President Obama’s former ambassador to Syria said Monday that Bashar al-Assad, cemented by support from Iran, has essentially won the Syrian civil war and will maintain his grip on power.
“The war is winding down little by little. Assad has won and he will stay,” Robert Ford, a senior fellow at the Middle East Institute who served as ambassador from 2011 to 2014, told The National in a Q & A. “He may never be held accountable, and Iran will be in Syria to stay. This is the new reality that we have to accept.”
Ford said that Iran, which with Russia has long propped up Assad, will maintain its presence in Syria. Iran backs thousands of fighters there, including militiamen and its own soldiers.
“The war has brought them closer,” he said, referring to Tehran and Damascus. “You have tens of thousands of pro-Iranian fighters, and they are not going home after this settles.”
The combatants’ lingering presence is a source of serious concern for Israel, Ford noted.
“If there is another Hezbollah-Israel war, a lot of these fighters are battle-hardened and would reinforce Hezbollah in any new war against Israel,” he said. “The shift in the dynamic in Syria has made the situation worse for Israel.”
Ford resigned as ambassador in 2014, saying that he no longer “could defend the American policy” in Syria.
Another adviser to Obama on Syria, Frederic Hof, wrote last August that the administration’s passive policy there was rooted in the fear that Iran might walk away from the nuclear deal.
“The administration’s policy toward Assad Syria (as opposed to ISIS Syria) rests on its desire to accommodate Iran—a full partner in Assad’s collective punishment survival strategy—so that the July 14, 2015 nuclear agreement can survive the Obama presidency,” he wrote.
Trump officials have made defeating the Islamic State (ISIS) in Syria a top priority. Secretary of State Rex Tillerson has simultaneously said that Iran’s military forces in Syria “must leave and go home.”
The administration initially wavered on Assad’s ouster, but since the president’s retaliatory missile strikes against the Syrian regime in April, has largely maintained that Assad should eventually be removed through a political process. Tillerson suggested in early August that Russia, a key backer of the Assad regime, could help in that process.

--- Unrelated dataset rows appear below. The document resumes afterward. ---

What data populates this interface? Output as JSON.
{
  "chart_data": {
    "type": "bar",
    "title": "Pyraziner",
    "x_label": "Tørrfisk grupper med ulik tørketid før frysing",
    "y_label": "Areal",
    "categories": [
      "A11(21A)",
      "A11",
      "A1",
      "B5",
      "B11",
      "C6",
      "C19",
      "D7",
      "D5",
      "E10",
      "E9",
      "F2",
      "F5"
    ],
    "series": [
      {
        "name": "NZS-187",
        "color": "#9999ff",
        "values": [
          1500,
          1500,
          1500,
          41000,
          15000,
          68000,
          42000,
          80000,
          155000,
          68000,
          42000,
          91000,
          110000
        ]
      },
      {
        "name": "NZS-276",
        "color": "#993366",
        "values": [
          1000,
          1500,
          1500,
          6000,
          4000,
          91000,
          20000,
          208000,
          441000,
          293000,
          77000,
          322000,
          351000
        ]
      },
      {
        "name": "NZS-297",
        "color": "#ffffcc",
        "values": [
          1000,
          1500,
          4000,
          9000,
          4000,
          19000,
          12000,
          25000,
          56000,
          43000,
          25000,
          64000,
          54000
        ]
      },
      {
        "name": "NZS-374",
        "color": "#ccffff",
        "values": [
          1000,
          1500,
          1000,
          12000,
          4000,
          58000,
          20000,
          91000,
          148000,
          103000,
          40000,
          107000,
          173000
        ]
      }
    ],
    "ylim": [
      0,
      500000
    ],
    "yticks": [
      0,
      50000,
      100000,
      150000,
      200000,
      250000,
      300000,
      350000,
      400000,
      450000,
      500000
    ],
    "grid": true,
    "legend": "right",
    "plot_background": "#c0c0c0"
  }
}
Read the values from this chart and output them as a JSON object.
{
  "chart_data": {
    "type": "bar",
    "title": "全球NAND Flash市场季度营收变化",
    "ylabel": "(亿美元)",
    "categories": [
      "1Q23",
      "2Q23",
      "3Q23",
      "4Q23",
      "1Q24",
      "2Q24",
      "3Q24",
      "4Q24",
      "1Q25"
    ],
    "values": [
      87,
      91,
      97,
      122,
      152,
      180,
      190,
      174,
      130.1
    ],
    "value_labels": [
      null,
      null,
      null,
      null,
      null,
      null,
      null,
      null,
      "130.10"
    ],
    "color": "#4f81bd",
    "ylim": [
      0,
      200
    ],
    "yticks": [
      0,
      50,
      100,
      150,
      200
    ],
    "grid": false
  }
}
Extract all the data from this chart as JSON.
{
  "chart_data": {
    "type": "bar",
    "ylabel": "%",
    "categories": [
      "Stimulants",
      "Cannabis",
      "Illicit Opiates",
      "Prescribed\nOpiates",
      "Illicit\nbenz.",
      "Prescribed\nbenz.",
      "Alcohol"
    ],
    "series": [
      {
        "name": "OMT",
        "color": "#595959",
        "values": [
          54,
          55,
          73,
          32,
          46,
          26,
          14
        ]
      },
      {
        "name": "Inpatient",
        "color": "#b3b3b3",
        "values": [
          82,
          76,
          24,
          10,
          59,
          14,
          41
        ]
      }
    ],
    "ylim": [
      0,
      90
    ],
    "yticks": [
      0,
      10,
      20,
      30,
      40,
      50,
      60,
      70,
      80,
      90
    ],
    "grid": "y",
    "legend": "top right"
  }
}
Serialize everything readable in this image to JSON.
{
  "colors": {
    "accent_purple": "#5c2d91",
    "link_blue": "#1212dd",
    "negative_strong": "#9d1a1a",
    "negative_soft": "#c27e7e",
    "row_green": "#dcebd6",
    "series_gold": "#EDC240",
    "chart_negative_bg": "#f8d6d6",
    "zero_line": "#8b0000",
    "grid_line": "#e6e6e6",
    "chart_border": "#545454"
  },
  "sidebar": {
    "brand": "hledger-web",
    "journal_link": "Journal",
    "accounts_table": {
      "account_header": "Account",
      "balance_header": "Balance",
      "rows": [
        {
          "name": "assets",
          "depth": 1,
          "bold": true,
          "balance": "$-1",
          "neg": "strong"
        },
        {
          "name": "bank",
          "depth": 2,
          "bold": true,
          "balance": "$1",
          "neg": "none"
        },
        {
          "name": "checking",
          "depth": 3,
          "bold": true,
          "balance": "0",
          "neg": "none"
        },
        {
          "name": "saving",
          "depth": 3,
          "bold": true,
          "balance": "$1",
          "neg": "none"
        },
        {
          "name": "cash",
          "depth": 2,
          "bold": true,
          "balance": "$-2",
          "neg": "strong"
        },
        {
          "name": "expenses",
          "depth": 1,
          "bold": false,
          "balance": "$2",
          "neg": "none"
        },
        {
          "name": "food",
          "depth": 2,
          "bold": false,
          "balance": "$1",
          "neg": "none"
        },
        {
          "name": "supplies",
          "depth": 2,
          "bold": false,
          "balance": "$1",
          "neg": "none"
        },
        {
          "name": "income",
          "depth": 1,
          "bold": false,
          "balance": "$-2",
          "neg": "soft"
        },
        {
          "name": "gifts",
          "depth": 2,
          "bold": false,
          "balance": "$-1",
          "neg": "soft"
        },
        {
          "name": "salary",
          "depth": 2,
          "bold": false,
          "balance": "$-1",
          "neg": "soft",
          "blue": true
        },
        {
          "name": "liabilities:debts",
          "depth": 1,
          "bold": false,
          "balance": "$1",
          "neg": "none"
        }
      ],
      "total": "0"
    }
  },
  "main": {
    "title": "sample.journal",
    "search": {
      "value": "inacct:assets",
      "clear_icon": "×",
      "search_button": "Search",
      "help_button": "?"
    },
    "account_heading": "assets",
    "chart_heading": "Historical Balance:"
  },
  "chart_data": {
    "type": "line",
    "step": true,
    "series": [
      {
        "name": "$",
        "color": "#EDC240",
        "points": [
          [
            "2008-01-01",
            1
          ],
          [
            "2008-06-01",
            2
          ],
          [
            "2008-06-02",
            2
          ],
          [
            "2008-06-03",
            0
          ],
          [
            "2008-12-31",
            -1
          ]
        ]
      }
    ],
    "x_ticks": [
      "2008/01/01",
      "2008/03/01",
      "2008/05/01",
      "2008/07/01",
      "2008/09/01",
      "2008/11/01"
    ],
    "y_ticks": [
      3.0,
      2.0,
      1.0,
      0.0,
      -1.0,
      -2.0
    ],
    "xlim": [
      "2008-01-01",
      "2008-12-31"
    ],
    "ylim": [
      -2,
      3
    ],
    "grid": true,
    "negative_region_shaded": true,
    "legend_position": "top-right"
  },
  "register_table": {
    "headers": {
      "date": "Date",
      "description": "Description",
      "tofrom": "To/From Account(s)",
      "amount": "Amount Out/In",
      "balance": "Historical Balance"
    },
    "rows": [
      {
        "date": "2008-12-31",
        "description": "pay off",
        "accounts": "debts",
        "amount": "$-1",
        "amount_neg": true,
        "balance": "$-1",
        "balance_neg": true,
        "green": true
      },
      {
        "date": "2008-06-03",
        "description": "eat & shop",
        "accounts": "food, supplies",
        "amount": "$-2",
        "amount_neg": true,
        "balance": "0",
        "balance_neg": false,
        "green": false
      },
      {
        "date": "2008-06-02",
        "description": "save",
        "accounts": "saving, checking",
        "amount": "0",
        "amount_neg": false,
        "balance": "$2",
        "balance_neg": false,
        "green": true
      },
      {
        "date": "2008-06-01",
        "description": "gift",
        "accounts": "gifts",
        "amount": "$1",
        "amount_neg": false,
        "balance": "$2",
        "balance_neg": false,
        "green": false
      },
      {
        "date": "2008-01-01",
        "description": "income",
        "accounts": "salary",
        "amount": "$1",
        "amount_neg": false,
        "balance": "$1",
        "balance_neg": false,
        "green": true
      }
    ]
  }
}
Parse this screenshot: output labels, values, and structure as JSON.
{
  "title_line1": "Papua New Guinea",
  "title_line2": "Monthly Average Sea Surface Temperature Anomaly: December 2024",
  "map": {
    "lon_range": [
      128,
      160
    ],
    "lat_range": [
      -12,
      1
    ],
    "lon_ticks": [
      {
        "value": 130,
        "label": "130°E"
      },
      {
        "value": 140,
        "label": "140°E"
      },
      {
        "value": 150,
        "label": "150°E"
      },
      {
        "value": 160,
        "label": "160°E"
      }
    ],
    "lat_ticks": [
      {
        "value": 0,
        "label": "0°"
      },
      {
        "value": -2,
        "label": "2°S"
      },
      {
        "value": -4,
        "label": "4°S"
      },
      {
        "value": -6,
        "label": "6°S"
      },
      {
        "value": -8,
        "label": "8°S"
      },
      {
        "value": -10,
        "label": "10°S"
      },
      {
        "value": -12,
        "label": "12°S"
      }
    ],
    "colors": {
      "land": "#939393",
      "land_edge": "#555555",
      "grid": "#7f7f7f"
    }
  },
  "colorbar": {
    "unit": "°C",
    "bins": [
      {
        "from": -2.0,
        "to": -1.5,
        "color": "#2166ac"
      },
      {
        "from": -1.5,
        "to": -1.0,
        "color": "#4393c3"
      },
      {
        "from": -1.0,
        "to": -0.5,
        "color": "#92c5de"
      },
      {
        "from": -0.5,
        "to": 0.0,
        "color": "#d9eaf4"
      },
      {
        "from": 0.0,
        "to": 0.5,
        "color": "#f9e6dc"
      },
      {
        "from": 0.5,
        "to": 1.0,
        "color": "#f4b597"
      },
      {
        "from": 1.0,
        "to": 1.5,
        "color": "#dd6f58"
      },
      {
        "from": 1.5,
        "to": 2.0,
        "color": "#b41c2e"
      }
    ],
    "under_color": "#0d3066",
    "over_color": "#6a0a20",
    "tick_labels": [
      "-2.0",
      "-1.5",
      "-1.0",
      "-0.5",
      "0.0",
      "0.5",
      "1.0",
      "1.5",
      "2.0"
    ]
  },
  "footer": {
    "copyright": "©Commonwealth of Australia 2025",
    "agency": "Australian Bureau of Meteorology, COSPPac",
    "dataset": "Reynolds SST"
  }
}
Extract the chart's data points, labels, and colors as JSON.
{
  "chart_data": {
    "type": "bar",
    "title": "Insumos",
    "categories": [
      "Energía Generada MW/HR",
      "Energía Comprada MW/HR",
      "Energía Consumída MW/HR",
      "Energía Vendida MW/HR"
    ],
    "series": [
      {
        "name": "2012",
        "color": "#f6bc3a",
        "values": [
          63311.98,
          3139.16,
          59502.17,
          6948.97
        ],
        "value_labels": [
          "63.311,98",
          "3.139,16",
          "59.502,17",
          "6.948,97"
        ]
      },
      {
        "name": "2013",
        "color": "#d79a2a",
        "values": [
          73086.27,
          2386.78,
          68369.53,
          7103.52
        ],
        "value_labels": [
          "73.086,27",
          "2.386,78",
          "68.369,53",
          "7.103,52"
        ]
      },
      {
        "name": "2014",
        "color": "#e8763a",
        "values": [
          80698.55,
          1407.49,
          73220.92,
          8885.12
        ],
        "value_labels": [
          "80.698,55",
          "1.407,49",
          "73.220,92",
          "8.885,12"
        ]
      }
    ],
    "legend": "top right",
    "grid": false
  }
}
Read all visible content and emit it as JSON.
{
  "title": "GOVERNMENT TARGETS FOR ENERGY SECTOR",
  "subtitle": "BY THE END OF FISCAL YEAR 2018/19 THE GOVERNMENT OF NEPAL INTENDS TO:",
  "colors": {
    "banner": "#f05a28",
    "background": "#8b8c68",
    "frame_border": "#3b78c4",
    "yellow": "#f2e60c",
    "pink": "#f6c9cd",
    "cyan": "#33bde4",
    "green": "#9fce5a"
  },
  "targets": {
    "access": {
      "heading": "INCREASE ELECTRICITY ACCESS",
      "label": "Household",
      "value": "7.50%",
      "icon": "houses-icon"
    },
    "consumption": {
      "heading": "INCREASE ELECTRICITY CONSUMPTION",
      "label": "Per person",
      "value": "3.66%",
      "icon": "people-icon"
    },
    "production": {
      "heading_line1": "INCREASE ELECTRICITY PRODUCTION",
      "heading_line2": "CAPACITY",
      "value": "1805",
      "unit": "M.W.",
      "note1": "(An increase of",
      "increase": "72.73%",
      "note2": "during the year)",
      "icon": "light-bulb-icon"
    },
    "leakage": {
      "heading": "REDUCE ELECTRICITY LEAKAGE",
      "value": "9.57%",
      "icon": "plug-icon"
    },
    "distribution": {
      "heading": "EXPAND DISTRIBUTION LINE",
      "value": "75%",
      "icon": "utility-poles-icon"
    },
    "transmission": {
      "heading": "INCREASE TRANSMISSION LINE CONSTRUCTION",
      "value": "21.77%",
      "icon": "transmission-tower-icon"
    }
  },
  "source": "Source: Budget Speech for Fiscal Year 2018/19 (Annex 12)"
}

The administration has pursued cooperation with the Kremlin on brokering ceasefires in Syria, as did the Obama administration, and on fighting ISIS there. Tillerson told reporters in July that U.S. and Russian objectives in Syria are “by and large . . . exactly the same.”
Ford said that the Assad government will likely achieve military victory in coming years regardless of brokered de-escalation zones.
“It might take two or four years, but they can’t accept other governments—local or foreign—to control these places. It is clear that the Russian-sponsored ceasefires will not end it,” he said. “While Moscow may complain in private, it won’t penalize him.”
Syrian rebels have little chance of winning against the regime, even if foreign governments provide them with arms, funding, and advisers, Ford added.
“It would be a long war that probably ends in a stalemate,” he said.
The Trump administration months ago ended a controversial Obama-era program that trained and armed rebel groups.